Pronto para vir com a gente? Antes de mais nada, que tal descobrir a origem deste campo de estudo.

Origem da Economia

Precisar a origem da Economia não é tarefa fácil. Muitos nomes, filosofias e pesquisas podem ter se perdido ao longo da história. Mas podemos lembrar de alguns dos nomes importantes que o tempo preservou.

A palavra “economia” tem sua origem no latim OECONOM, que por sua vez é derivada do grego OIKONOMIA, ambos tinham o significado de “administração de um lar.” Logo, o economista era entendido como “aquele que administra”.

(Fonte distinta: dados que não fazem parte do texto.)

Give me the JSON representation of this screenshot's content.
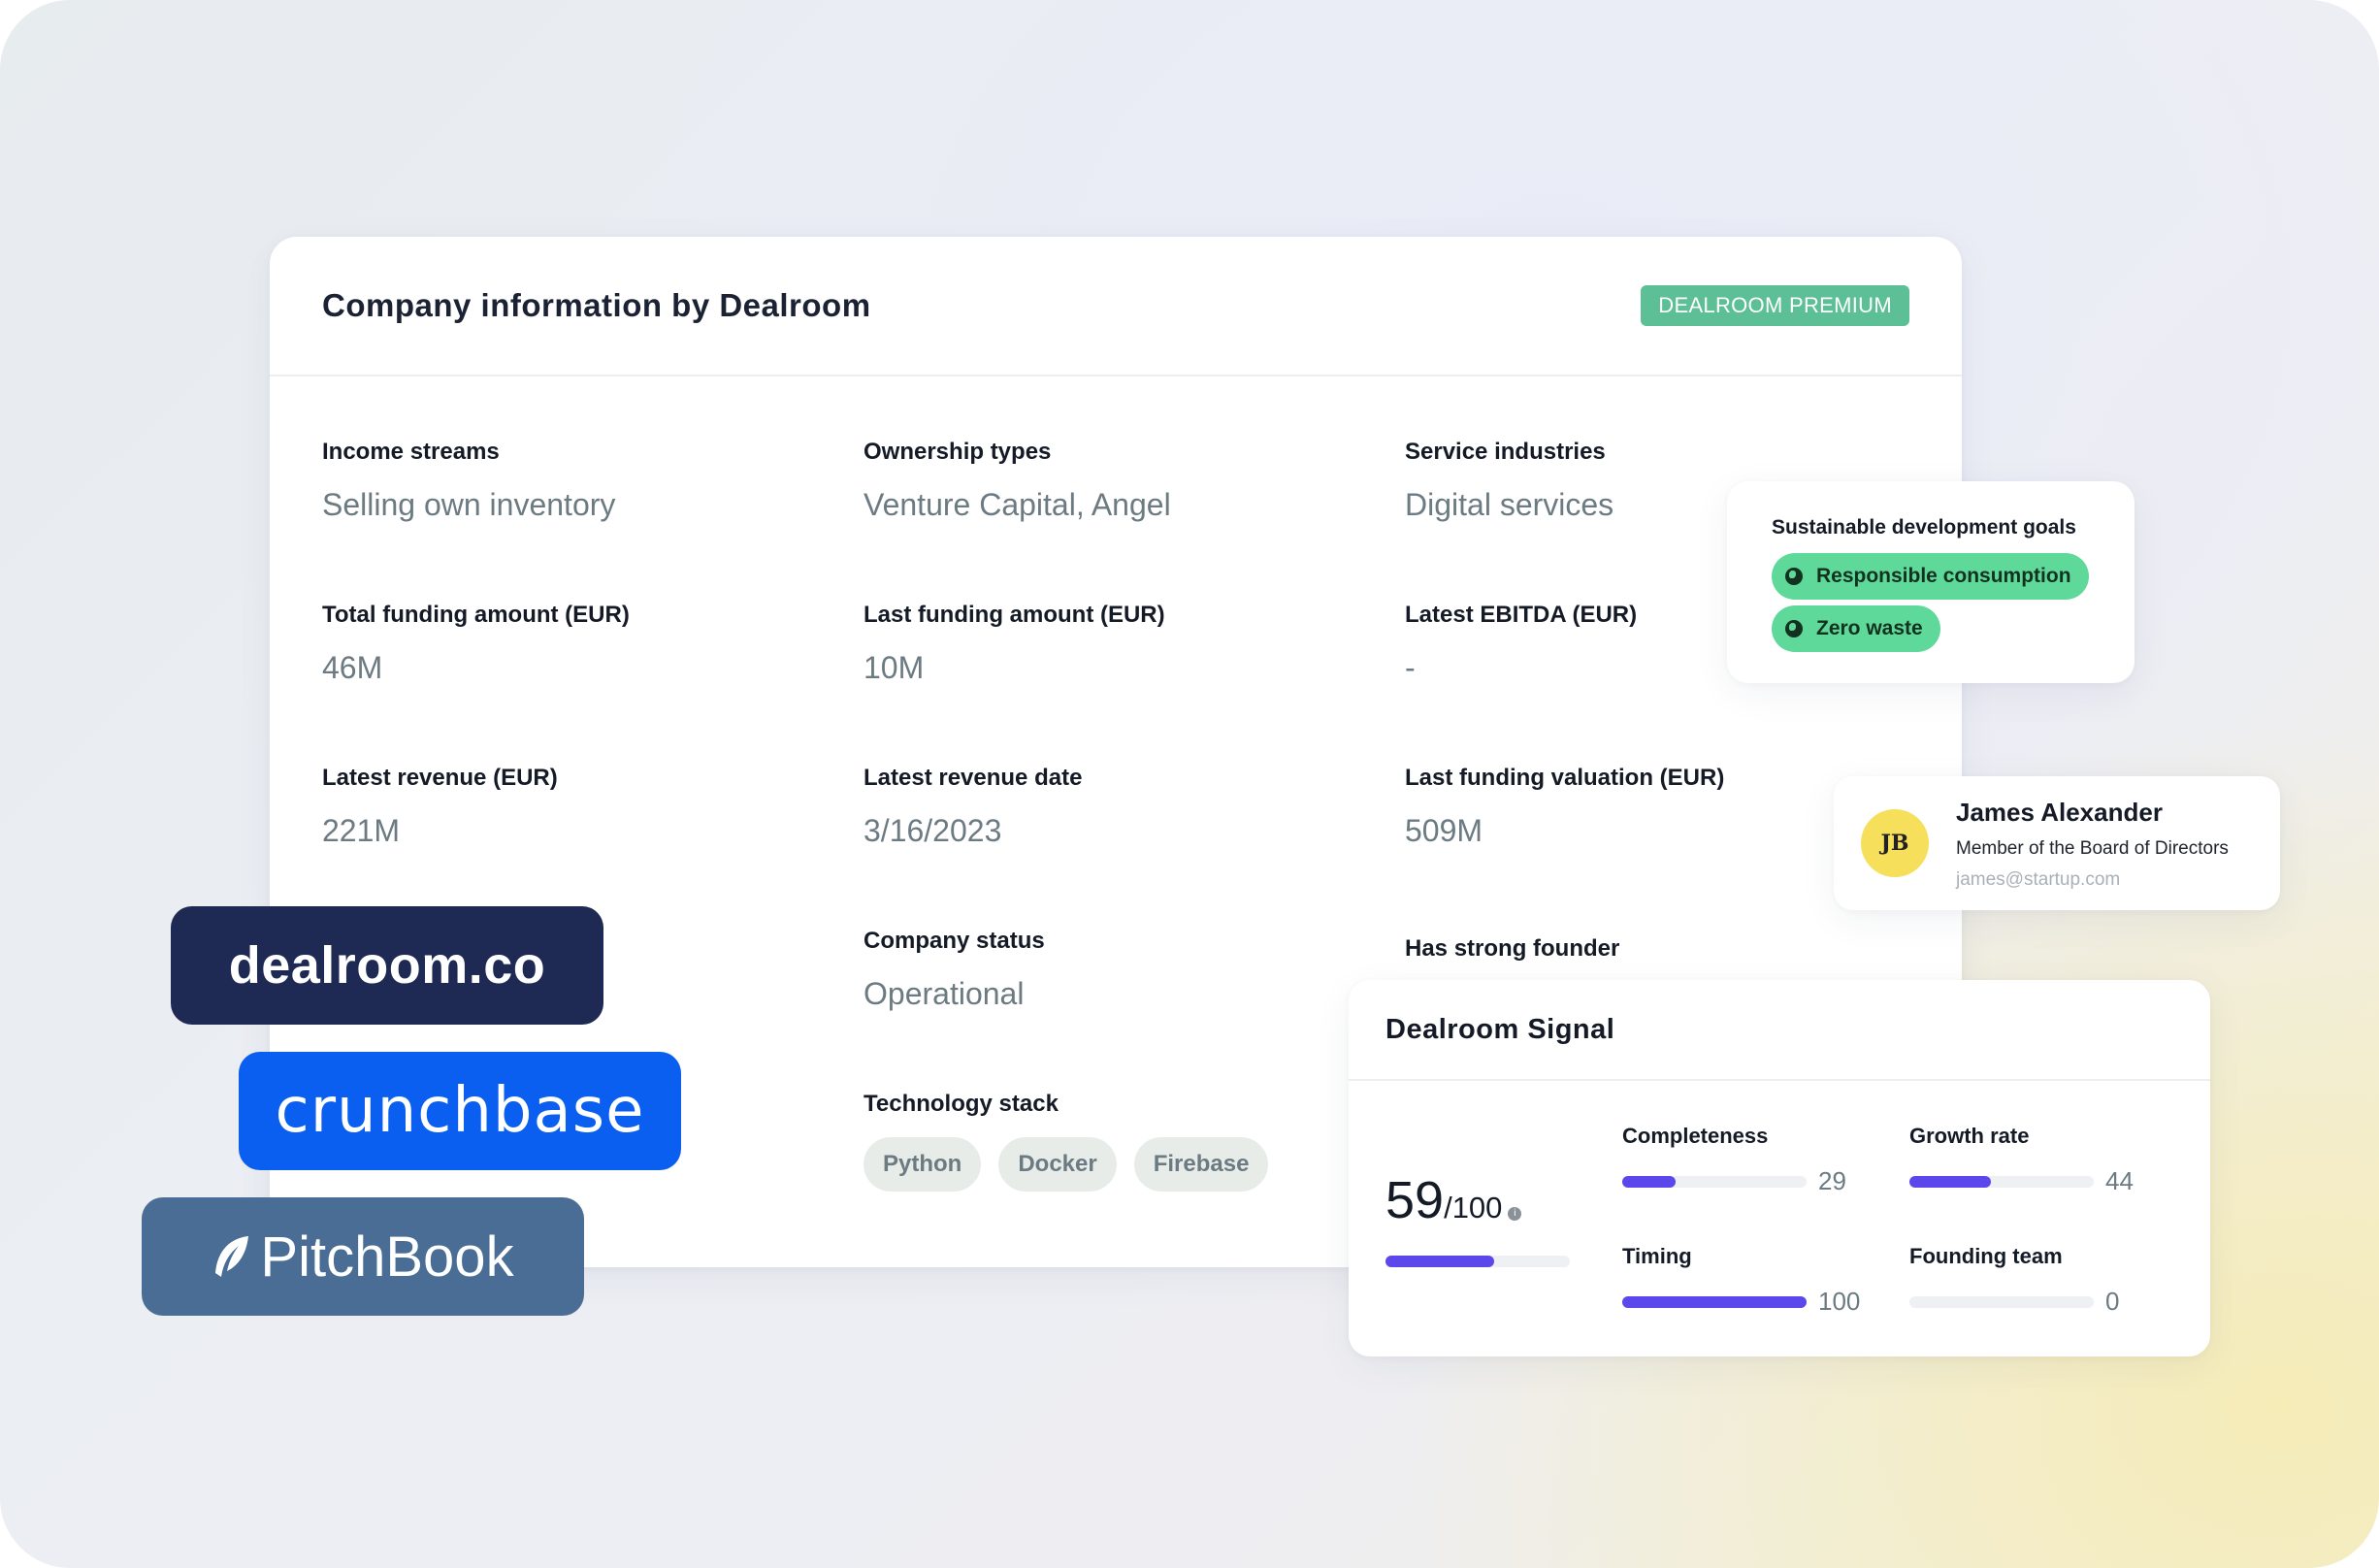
{
  "main_card": {
    "title": "Company information by Dealroom",
    "badge": "DEALROOM PREMIUM",
    "fields": [
      {
        "label": "Income streams",
        "value": "Selling own inventory"
      },
      {
        "label": "Ownership types",
        "value": "Venture Capital, Angel"
      },
      {
        "label": "Service industries",
        "value": "Digital services"
      },
      {
        "label": "Total funding amount (EUR)",
        "value": "46M"
      },
      {
        "label": "Last funding amount (EUR)",
        "value": "10M"
      },
      {
        "label": "Latest EBITDA (EUR)",
        "value": "-"
      },
      {
        "label": "Latest revenue (EUR)",
        "value": "221M"
      },
      {
        "label": "Latest revenue date",
        "value": "3/16/2023"
      },
      {
        "label": "Last funding valuation (EUR)",
        "value": "509M"
      },
      {
        "label": "Company status",
        "value": "Operational"
      },
      {
        "label": "Has strong founder",
        "value": ""
      }
    ],
    "tech_stack": {
      "label": "Technology stack",
      "items": [
        "Python",
        "Docker",
        "Firebase"
      ]
    }
  },
  "sdg": {
    "title": "Sustainable development goals",
    "goals": [
      "Responsible consumption",
      "Zero waste"
    ],
    "pill_color": "#5fd99a",
    "icon": "globe-icon"
  },
  "person": {
    "initials": "JB",
    "name": "James Alexander",
    "role": "Member of the Board of Directors",
    "email": "james@startup.com",
    "avatar_color": "#f6df5a"
  },
  "signal": {
    "title": "Dealroom Signal",
    "score": "59",
    "score_total": "/100",
    "score_fraction": 0.59,
    "bar_color": "#5b47eb",
    "metrics": [
      {
        "label": "Completeness",
        "value": "29",
        "fraction": 0.29
      },
      {
        "label": "Growth rate",
        "value": "44",
        "fraction": 0.44
      },
      {
        "label": "Timing",
        "value": "100",
        "fraction": 1.0
      },
      {
        "label": "Founding team",
        "value": "0",
        "fraction": 0.0
      }
    ]
  },
  "logos": {
    "dealroom": "dealroom.co",
    "crunchbase": "crunchbase",
    "pitchbook": "PitchBook"
  },
  "colors": {
    "premium_badge": "#5cbf95",
    "dealroom_logo": "#1e2a53",
    "crunchbase_logo": "#0a5ef0",
    "pitchbook_logo": "#4a6d96"
  }
}
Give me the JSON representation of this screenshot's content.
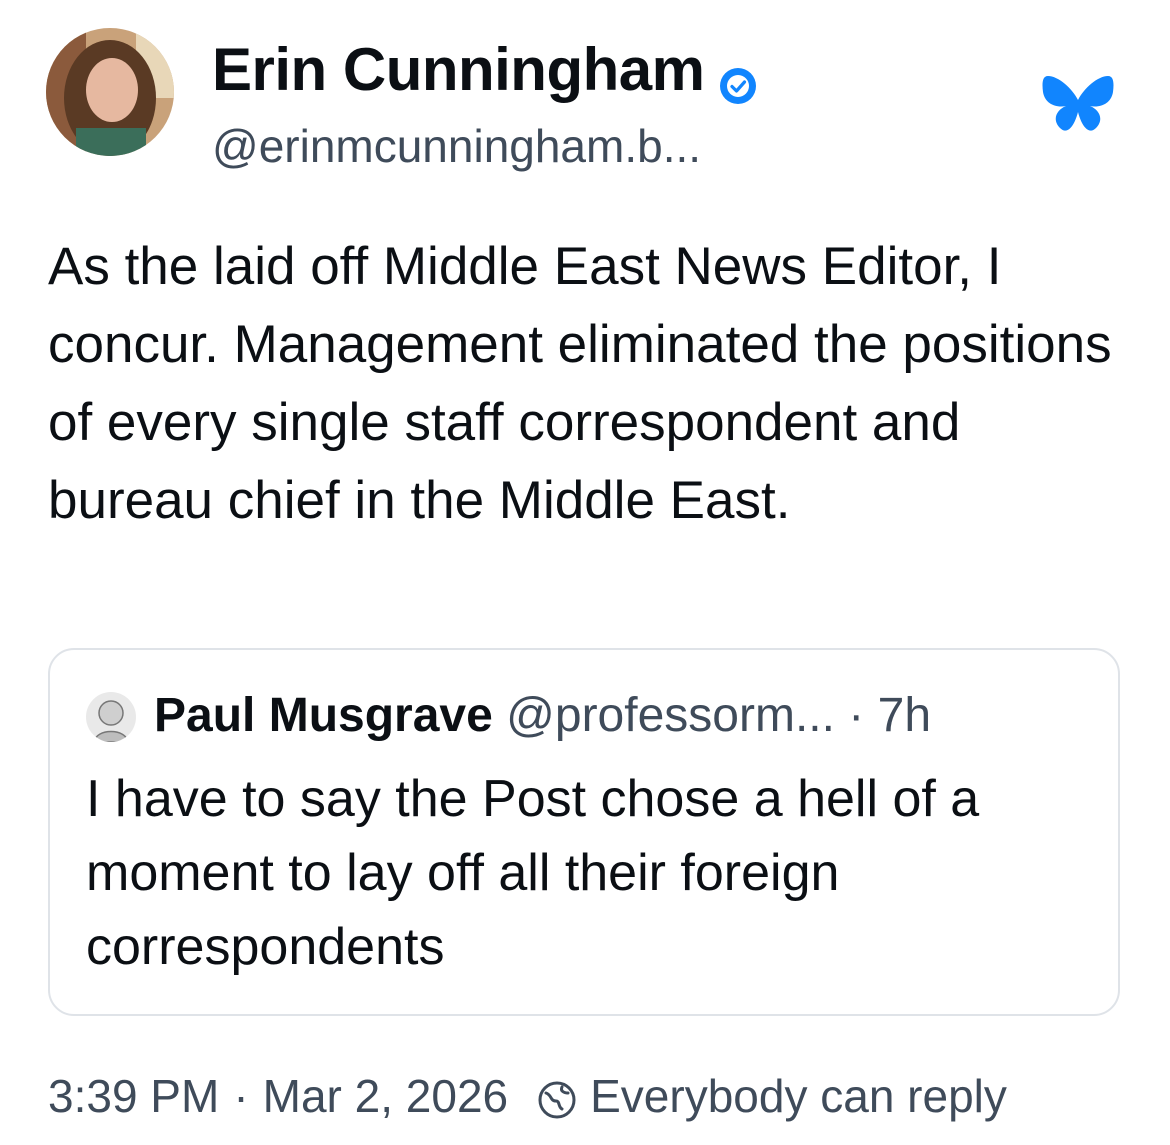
{
  "post": {
    "author": {
      "name": "Erin Cunningham",
      "handle": "@erinmcunningham.b...",
      "verified": true
    },
    "text": "As the laid off Middle East News Editor, I concur. Management eliminated the positions of every single staff correspondent and bureau chief in the Middle East.",
    "quote": {
      "author_name": "Paul Musgrave",
      "author_handle": "@professorm...",
      "separator": "·",
      "age": "7h",
      "text": "I have to say the Post chose a hell of a moment to lay off all their foreign correspondents"
    },
    "footer": {
      "time": "3:39 PM",
      "separator": "·",
      "date": "Mar 2, 2026",
      "reply_setting": "Everybody can reply"
    }
  },
  "icons": {
    "verified": "verified-badge-icon",
    "logo": "bluesky-butterfly-icon",
    "reply": "globe-icon"
  },
  "colors": {
    "brand_blue": "#1185fe",
    "text": "#0b0f14",
    "muted": "#3f4b5a",
    "border": "#dfe3e8"
  }
}
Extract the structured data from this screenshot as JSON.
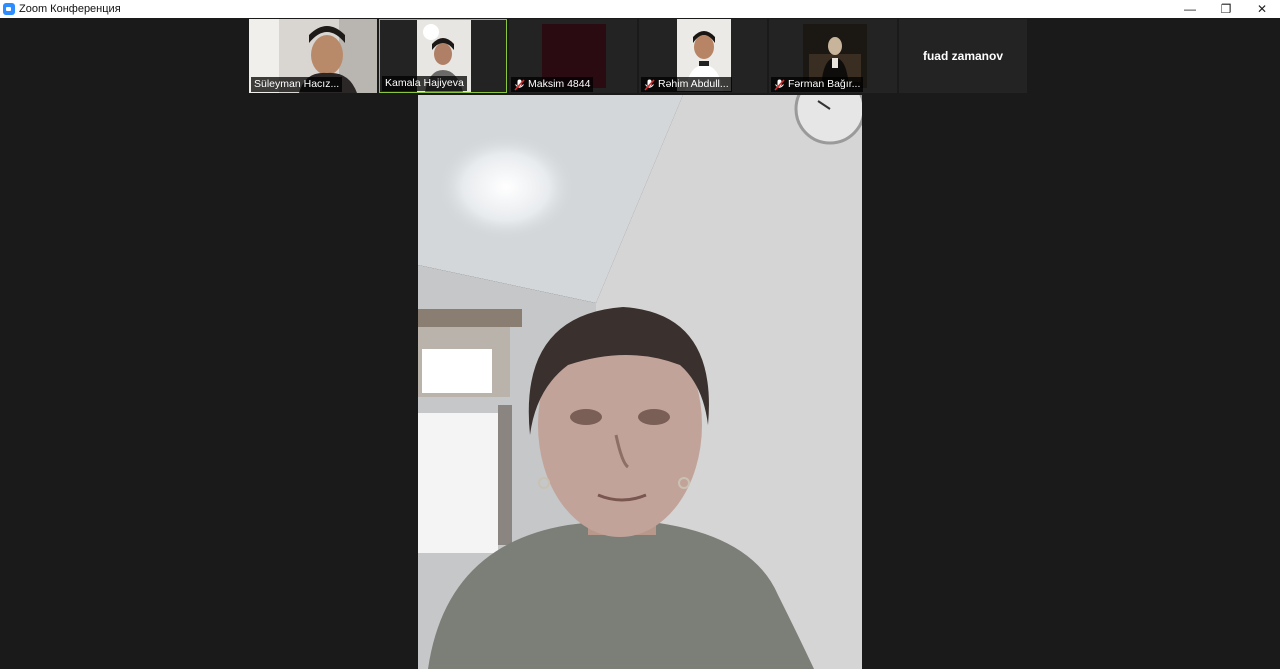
{
  "window": {
    "title": "Zoom Конференция",
    "controls": {
      "minimize": "—",
      "restore": "❐",
      "close": "✕"
    }
  },
  "participants": [
    {
      "name": "Süleyman Hacız...",
      "muted": false,
      "active": false
    },
    {
      "name": "Kamala Hajiyeva",
      "muted": false,
      "active": true
    },
    {
      "name": "Maksim 4844",
      "muted": true,
      "active": false
    },
    {
      "name": "Rəhim Abdull...",
      "muted": true,
      "active": false
    },
    {
      "name": "Fərman Bağır...",
      "muted": true,
      "active": false
    },
    {
      "name": "fuad zamanov",
      "muted": false,
      "active": false,
      "video_off": true
    }
  ],
  "colors": {
    "background": "#1a1a1a",
    "active_border": "#8cc63f",
    "mute_red": "#e02828"
  }
}
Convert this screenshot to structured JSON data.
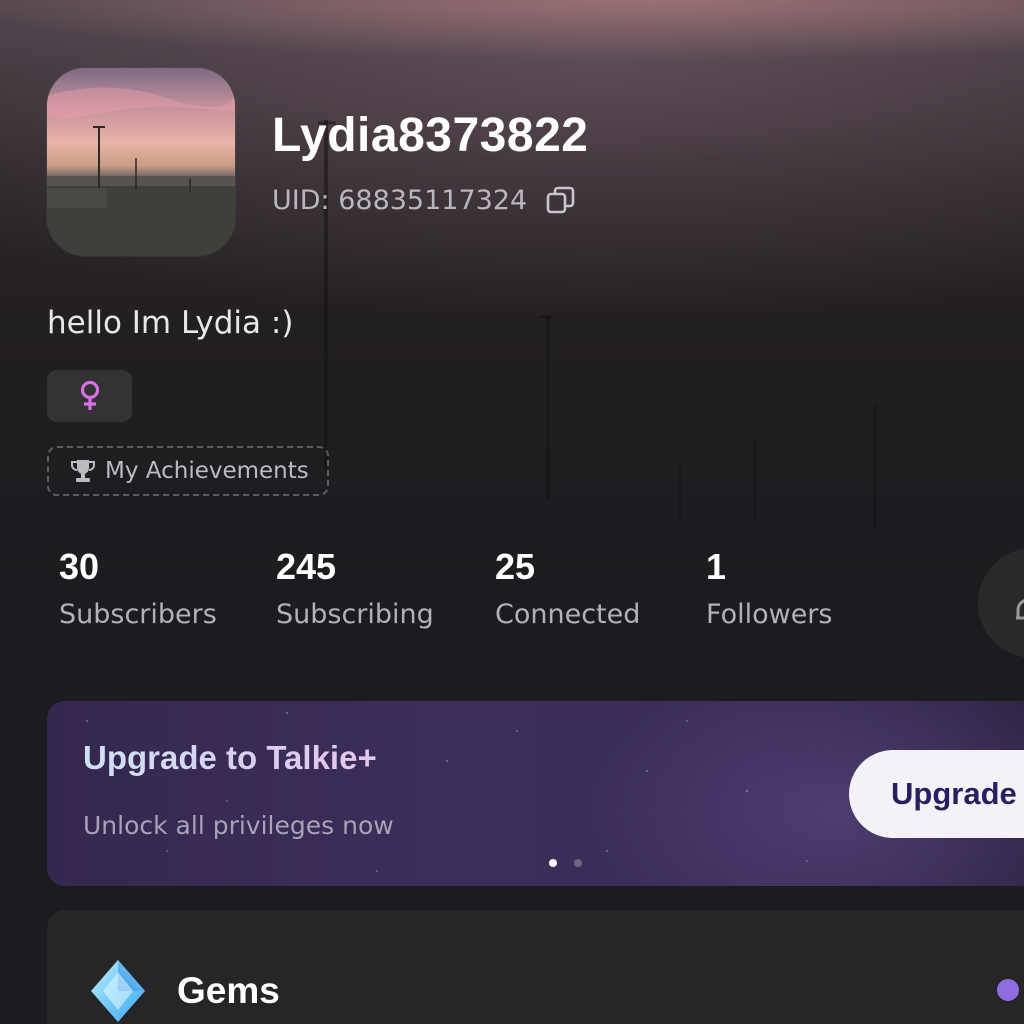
{
  "profile": {
    "username": "Lydia8373822",
    "uid_label": "UID:",
    "uid_value": "68835117324",
    "bio": "hello Im Lydia :)",
    "gender_icon": "female-symbol-icon",
    "achievements_label": "My Achievements"
  },
  "stats": [
    {
      "value": "30",
      "label": "Subscribers"
    },
    {
      "value": "245",
      "label": "Subscribing"
    },
    {
      "value": "25",
      "label": "Connected"
    },
    {
      "value": "1",
      "label": "Followers"
    }
  ],
  "upgrade": {
    "title": "Upgrade to Talkie+",
    "subtitle": "Unlock all privileges now",
    "button_label": "Upgrade",
    "carousel_pages": 2,
    "carousel_active": 1
  },
  "gems": {
    "label": "Gems"
  },
  "colors": {
    "background": "#1c1b1f",
    "card": "#262528",
    "upgrade_card": "#3c2e5b",
    "upgrade_button_text": "#2a1f5e",
    "female_icon": "#d870e6",
    "accent_dot": "#8f6ce0"
  }
}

“Economia é o estudo da humanidade no afazeres cotidianos.” Assim escreveu Alfred Marshall, o grande economista do século XIX, em seu livro “Princípios de economia”. Embora tenhamos visto novos conceitos acerca da economia desde a época de Alfred, a definição do autor é tão verdadeira hoje quanto o foi em 1890, quando a primeira edição do livro foi publicada.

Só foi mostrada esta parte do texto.